I figli si fanno sempre più avanti con l’età, in gran parte perché la società non consente di poter pensare prima a mettere al mondo un figlio (la precarietà lavorativa dei giovani è uno dei tanti fattori sul tavolo), in parte perché si sceglie di rimandare un figlio per concentrarsi su altro, come la realizzazione professionale o altri progetti di vita.

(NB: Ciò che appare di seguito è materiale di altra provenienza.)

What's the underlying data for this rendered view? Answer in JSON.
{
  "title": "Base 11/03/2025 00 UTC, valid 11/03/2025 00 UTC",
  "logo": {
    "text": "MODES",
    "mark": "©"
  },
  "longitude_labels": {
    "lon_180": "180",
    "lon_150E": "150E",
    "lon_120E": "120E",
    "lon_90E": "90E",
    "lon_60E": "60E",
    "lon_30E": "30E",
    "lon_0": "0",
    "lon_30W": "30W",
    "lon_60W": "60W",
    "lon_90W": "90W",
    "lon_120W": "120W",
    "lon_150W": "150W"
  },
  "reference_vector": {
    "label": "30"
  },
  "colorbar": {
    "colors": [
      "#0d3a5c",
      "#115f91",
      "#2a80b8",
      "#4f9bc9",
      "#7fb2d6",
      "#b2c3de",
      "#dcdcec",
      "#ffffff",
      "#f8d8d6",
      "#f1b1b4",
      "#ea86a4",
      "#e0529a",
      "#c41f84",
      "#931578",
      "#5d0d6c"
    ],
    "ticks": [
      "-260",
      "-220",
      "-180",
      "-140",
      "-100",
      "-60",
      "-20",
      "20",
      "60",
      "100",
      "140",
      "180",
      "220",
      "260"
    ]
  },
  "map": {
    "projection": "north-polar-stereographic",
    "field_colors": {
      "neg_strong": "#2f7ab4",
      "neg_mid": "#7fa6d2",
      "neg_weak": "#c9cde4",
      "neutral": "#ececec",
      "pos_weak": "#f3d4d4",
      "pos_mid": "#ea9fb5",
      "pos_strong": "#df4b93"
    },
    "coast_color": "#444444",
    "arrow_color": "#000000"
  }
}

E non è possibile fingere che non ci sia un qualche impatto di genere quando si parla di fertilità, quantomeno per il tempo che regola la riproduzione femminile (e non inficia invece quella maschile).

Nonostante tutti questi validi motivi, ribadiamo, di pma non si parla mai abbastanza.

« Avere un ruolo più attivo nella società moderna significa anche essere presenti e partecipi rispetto all’informazione — dice Daniela Galliano, medico chirurgo, specializzata in Ginecologia, Ostetricia e Medicina della Riproduzione, responsabile del Centro Pma di Ivi Roma —. È estremamente importante che le giovani donne, e non solo, vengano maggiormente informate circa l’impatto che alcune patologie e abitudini di vita possono avere sulla fertilità». Di prevenzione dell’infertilità e di preservazione della stessa, conferma Galliano, si parla ancora molto poco (e spesso in modo errato). «Quello a cui assistiamo ancora troppo spesso è legare questo genere di discorsi a vecchi tabù per i quali l’evoluzione naturale del ruolo della donna è quello che la vede come una mamma, fertile e dedita alla famiglia come unico scopo della vita».